List 64: Publishing status


Value
Description
Notes
00
Unspecified
Status is not specified (as distinct from unknown): the default if the <PublishingStatus> element is not sent. Also to be used in applications where the element is considered mandatory, but the sender of the ONIX message chooses not to pass on status information.
01
Cancelled
The product was announced, and subsequently abandoned; the
02
Forthcoming
Not yet published, must be accompanied by expected date in
03
Postponed indefinitely
The product was announced, and subsequently postponed with no expected publication date; the
04
Active
The product was published, and is still active in the sense that the publisher will accept orders for it, though it may or may not be immediately available, for which see <SupplyDetail>.
05
No longer our product
Ownership of the product has been transferred to another publisher (with details of acquiring publisher if possible in PR.19).
06
Out of stock indefinitely
The product was active, but is now inactive in the sense that (a) the publisher will not accept orders for it, though stock may still be available elsewhere in the supply chain, and (b) there are no current plans to bring it back into stock. Code 06 does not specifically imply that returns are or are not still accepted.
07
Out of print
The product was active, but is now permanently inactive in the sense that (a) the publisher will not accept orders for it, though stock may still be available elsewhere in the supply chain, and (b) the product will not be made available again under the same ISBN. Code 07 normally implies that the publisher will not accept returns beyond a specified date.
08
Inactive
The product was active, but is now permanently or indefinitely inactive in the sense that the publisher will not accept orders for it, though stock may still be available elsewhere in the supply chain.
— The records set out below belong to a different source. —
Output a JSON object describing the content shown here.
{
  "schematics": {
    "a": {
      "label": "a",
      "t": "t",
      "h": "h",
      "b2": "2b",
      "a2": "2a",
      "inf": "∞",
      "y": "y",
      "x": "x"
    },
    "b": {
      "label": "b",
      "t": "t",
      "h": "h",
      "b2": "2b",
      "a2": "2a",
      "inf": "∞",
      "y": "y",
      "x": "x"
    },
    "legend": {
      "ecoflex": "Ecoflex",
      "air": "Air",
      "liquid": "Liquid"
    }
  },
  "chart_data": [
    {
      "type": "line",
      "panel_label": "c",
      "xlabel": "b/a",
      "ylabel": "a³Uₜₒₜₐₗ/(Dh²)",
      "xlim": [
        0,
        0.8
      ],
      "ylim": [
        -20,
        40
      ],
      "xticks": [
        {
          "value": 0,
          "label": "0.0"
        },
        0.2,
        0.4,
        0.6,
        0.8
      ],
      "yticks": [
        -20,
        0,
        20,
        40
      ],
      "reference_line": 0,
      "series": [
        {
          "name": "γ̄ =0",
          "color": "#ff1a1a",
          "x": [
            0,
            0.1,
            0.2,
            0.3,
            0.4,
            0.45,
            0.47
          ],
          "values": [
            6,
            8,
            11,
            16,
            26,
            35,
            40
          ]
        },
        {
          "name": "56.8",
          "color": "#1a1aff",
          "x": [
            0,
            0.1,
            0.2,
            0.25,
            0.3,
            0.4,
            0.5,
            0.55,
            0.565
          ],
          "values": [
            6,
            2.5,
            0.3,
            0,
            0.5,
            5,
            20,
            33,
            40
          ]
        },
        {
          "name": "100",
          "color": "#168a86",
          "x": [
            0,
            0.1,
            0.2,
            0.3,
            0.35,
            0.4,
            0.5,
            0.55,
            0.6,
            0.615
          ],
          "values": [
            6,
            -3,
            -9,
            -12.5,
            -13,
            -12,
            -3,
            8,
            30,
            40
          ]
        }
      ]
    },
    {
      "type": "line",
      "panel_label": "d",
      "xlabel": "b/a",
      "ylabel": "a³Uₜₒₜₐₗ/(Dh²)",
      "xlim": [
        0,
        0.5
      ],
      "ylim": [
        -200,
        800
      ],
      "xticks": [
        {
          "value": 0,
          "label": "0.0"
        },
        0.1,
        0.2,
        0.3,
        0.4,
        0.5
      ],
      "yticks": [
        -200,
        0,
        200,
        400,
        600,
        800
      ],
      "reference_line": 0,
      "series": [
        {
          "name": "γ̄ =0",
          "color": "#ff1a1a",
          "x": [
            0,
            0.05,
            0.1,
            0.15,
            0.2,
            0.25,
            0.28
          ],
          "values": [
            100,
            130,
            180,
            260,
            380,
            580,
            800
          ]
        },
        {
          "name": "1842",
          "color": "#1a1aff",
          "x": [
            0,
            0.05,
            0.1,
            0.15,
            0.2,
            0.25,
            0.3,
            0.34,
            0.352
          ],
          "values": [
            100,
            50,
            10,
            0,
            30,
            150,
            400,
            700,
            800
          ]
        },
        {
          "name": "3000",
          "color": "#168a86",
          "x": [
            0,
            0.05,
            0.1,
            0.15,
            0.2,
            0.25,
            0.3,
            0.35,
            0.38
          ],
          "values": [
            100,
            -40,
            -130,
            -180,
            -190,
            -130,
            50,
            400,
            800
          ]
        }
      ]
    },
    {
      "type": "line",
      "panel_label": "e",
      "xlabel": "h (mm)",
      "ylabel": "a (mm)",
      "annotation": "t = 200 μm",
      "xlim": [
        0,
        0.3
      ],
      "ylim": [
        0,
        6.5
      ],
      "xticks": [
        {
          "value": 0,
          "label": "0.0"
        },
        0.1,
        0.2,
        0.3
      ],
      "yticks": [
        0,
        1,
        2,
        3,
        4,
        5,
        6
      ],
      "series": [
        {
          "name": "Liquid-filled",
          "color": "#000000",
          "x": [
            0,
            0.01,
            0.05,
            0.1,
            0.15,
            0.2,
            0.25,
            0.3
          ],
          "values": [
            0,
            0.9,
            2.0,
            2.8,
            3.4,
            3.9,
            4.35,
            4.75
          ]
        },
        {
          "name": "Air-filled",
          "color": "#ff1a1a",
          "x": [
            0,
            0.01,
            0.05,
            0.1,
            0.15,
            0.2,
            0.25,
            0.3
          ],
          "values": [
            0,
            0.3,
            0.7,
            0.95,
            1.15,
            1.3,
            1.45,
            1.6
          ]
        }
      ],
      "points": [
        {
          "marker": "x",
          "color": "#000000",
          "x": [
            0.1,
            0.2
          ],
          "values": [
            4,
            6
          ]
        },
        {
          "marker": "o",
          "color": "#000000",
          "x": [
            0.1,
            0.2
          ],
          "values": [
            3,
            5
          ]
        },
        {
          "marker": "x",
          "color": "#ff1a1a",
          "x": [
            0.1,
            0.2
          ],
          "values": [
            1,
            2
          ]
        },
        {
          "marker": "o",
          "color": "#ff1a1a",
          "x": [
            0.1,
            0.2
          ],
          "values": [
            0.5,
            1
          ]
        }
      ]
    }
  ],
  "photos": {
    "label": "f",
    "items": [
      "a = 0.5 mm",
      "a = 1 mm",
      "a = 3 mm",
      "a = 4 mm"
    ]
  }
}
Code 08 covers both of codes 06 and 07, and may be used where the distinction between those values is either unnecessary or meaningless.
09
Unknown
The sender of the ONIX record does not know the current publishing status.
10
Remaindered
The product is no longer available from the current publisher, under the current ISBN, at the current price. It may be available to be traded through another channel.

Code Lists, Editeur


That’s the contents of List 64, the document which explains the meaning of the numbers in a tag. There are over 150 of these lists explaining what the various different numbers and codes mean, so while humans can get the gist of what’s in an ONIX message, the details are often hard to follow. The ONIX people could have chosen to use the words ‘Active’ and ‘Remaindered’ instead of the numbers ‘04’ and ‘10’, but they probably took the view that machines, rather than people, would be reading these messages and numbers were more concise.


How can I use ONIX?


Having established that ONIX messages are swines to read – unless you’re a machine – the obvious thing to do is enlist the help of a machine whenever you want to work with ONIX.


Bibliocloud makes up ONIX messages. Instead of us looking up what all the tags and numbers mean, the software does that. The website gives you helpful forms to fill out; they list the available options in words. Then the program inserts the relevant code on your behalf. So if you choose ‘Paperback’ from the drop-down list, the program puts the code ‘BC’ into your ONIX message, saving you the bother of looking it up. (If we actually had to write ONIX messages by hand, we probably wouldn’t bother.)


You send ONIX from Bibliocloud to anyone you like: Nielsen, Bowker, Amazon and so on. You can also download it if you want to import it into other programs such as InDesign.